風景喫茶

備忘録(風景喫茶より)

夢の視野

灰色の空。暗く、渦を巻くように低く垂れこめている雲。落ちてくる雨。

雨の中、私はプールサイドに一人立っている。これは夢だと、頭の片隅に覚醒している自分がいる。夢の中の視野は現実のそれとは比較にならないほど広い。

プールサイドに立ちながら私は空と同じく不穏なダークグレイの水面を眺めている。また、灰色渦巻雲からゆっくりと落ちてくる無数の雨粒を一つ残らず見つめてもいる。校庭のさびれた朝礼台も、校舎裏の百葉箱も見えている。プールサイドに立つ自分自身も。

スライドのように広がる景色から夢だということを知る。

夢の世界は不安に満ちている。どんなに楽しい夢も、やさしい夢も、その世界にはひとしずくの不安が紛れ込んでいる。それは広すぎる視野から生じる歪みなのかもしれないし、他の何かのせいかもしれない。

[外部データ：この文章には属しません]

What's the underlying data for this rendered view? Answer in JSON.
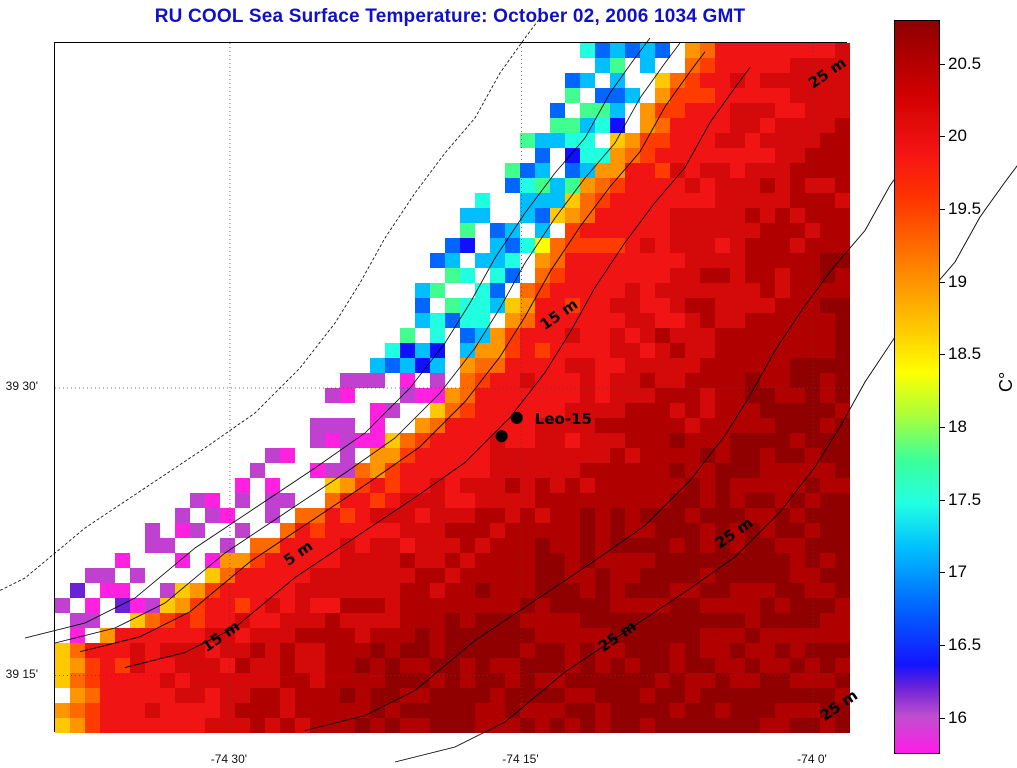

美しくも楽しくもない灰色の夢の中、立ち尽くす。どうせ夢なのだからと、ざぶん、とプールに落ちてみる。髪の毛の間をすり抜けるやわらかく刺々しい冷たい水の感触。たっぷりとした水の重量感と相反する身体の浮遊感。生々しい感触に「ゆめではないのでは」と一瞬狼狽する。それでも水の中にも関わらず、私の視線は水の中から空の上まで多岐にわたり、やはりこれは夢だと安堵する。目の前にはゴムホースのような青色をしたプールの底と、黄色と白のライン。水中から薄曇りのガラス色したゼリーのような水面を見上げると、雨粒が作る無数の波紋。幾千もの水の輪。

ざぶり、と水面に顔を出すと、一面晴れ渡った青空に高速で流れ去る泡のような雲。さびしい校庭も消え去りそこは果てしなく続く草原へと変化している。流れ去る光と風の世界。びゅうびゅうという風の音。相変わらず降り続く雨。ダイヤモンドの雨。ビデオテープの早送りのように流れ去る雲とは裏腹に、雨の速度は止まっているかのように遅い。

このまま目覚めなくても、或いは、私はいいのかもしれない。かたつむりの速度で落ちてくるダイヤモンドの雨を数えながら永遠の時を過ごすのはそう悪くないような気がする。

地平線から大きな虹が出る。風も雲もすべてが光の速度で動く中、雨は切ないくらいにゆっくりと降りてくる。

後ろから誰かの声が聞こえる。

「それでも悲しい眼ばかりしていてはいけない」

空を見、虹を見、雨を見、自分自身をも見ている夢の視野が、その誰かだけは映してくれないことをもどかしく思う。

目覚めが近い。容赦ない朝の光と、暴力的な音のシャワー。一日の歯車が回りだした途端、夢はその手触りだけを残して立ち去る。